Traveling north to south (SOBO) is the recommended route, though some have argued it best to hike in the opposite direction (NOBO) due to wind resistance.
The trail is best fit for experienced hikers who can navigate without clear cut markers and appropriately manage changing weather conditions.
Walk Highlands contributes pertinent information for trip planning. For those willing to go the distance, this trail undoubtedly will provide an unforgettable experience.
About The Author
Katey Hamill is a writer and photographer based in Truckee, Ca. Growing up a “mountain kid,” Katey developed a love for the outdoors at an early age and spent countless hours exploring her Sierra surrounded neighborhood throughout her upbringing.
In recent years, Katey has been fortunate to expand her travels to Iceland, Scotland, Ireland, Canada, and multiple states within the US. She brings a camera and hiking shoes along on every trip with hopes to explore remote places. Check out her photography website www.kateyhamill.com and her Instagram page (@kateyhamill).
Hello Katey, what a brilliant article you laid out there on hiking. I am amazed at the graphics, pictures, and the entire design of your website. I used to hike but on smaller hills back then in my country but viewing these hills you portrayed, I would go for the Old Man Of Storr (An Stòr); first of all, because it is easy to pronounce, conducive for many and I may not get lost. However, I shall recommend a few friends who adore hiking on high hills like Bidean nam Bian to visit Scotland.
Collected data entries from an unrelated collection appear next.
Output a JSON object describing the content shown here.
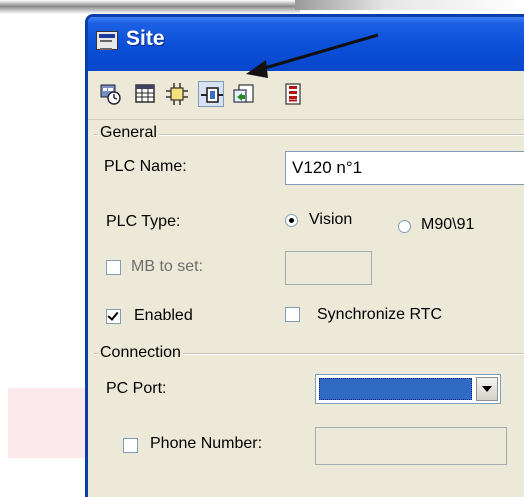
{
  "window": {
    "title": "Site"
  },
  "toolbar": {
    "buttons": [
      {
        "icon": "clock-icon"
      },
      {
        "icon": "table-icon"
      },
      {
        "icon": "network-icon"
      },
      {
        "icon": "plc-connect-icon",
        "active": true
      },
      {
        "icon": "export-icon"
      },
      {
        "icon": "ladder-icon"
      }
    ]
  },
  "general": {
    "section_label": "General",
    "plc_name_label": "PLC Name:",
    "plc_name_value": "V120 n°1",
    "plc_type_label": "PLC Type:",
    "plc_type_options": [
      {
        "label": "Vision",
        "selected": true
      },
      {
        "label": "M90\\91",
        "selected": false
      }
    ],
    "mb_to_set_label": "MB to set:",
    "mb_to_set_checked": false,
    "enabled_label": "Enabled",
    "enabled_checked": true,
    "sync_rtc_label": "Synchronize RTC",
    "sync_rtc_checked": false
  },
  "connection": {
    "section_label": "Connection",
    "pc_port_label": "PC Port:",
    "phone_number_label": "Phone Number:",
    "phone_number_checked": false
  },
  "colors": {
    "titlebar": "#0b4fd8",
    "selection": "#316ac5",
    "dialog_bg": "#ece9d8"
  }
}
I wish to ask, do you have any idea why that hill was called Old Man Of Storr? For The Three sisters, I presume they appear in lumps of three, what do you think Katey?
Rumor has it that the Old Man of Storr is named so because the rock structure resembles the face of an old man.
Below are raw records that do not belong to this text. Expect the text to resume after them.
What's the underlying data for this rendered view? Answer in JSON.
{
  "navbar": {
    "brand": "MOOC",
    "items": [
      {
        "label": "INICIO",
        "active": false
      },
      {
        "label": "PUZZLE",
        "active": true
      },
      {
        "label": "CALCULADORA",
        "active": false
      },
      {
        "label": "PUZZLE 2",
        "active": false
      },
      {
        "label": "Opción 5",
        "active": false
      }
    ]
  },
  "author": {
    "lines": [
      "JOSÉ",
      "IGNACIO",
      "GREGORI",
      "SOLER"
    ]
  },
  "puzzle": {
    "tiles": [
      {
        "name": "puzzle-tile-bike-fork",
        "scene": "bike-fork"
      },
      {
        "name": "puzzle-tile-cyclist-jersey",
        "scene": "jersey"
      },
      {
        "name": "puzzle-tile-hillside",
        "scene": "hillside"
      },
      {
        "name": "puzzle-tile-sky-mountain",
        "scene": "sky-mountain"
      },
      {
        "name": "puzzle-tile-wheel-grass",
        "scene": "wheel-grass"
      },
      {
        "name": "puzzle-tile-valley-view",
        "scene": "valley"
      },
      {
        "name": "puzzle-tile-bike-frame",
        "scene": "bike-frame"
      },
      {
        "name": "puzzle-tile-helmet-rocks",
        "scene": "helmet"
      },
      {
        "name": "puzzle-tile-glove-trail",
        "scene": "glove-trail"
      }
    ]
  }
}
You are spot on with the 3 Sisters, as the name refers to the 3 nearby peaks.
You’ll have to take a trip to check it out in person someday.
Great article Katey, I’ve not traveled to the British Isles (yet), reading your experiences leads to thoughts of “better do it”. I was friends with a guy from the Isle of Skye.
He and I shared a few bottles of “real” Scottish whiskey over the years, so my desire to visit Scotland and the surrounding countries is being planned as we sit out this pandemic thing.
Nice article thanks.
Thank you Michael. The Isle of Skye is definitely worth a visit and the whisky definitely worth a try!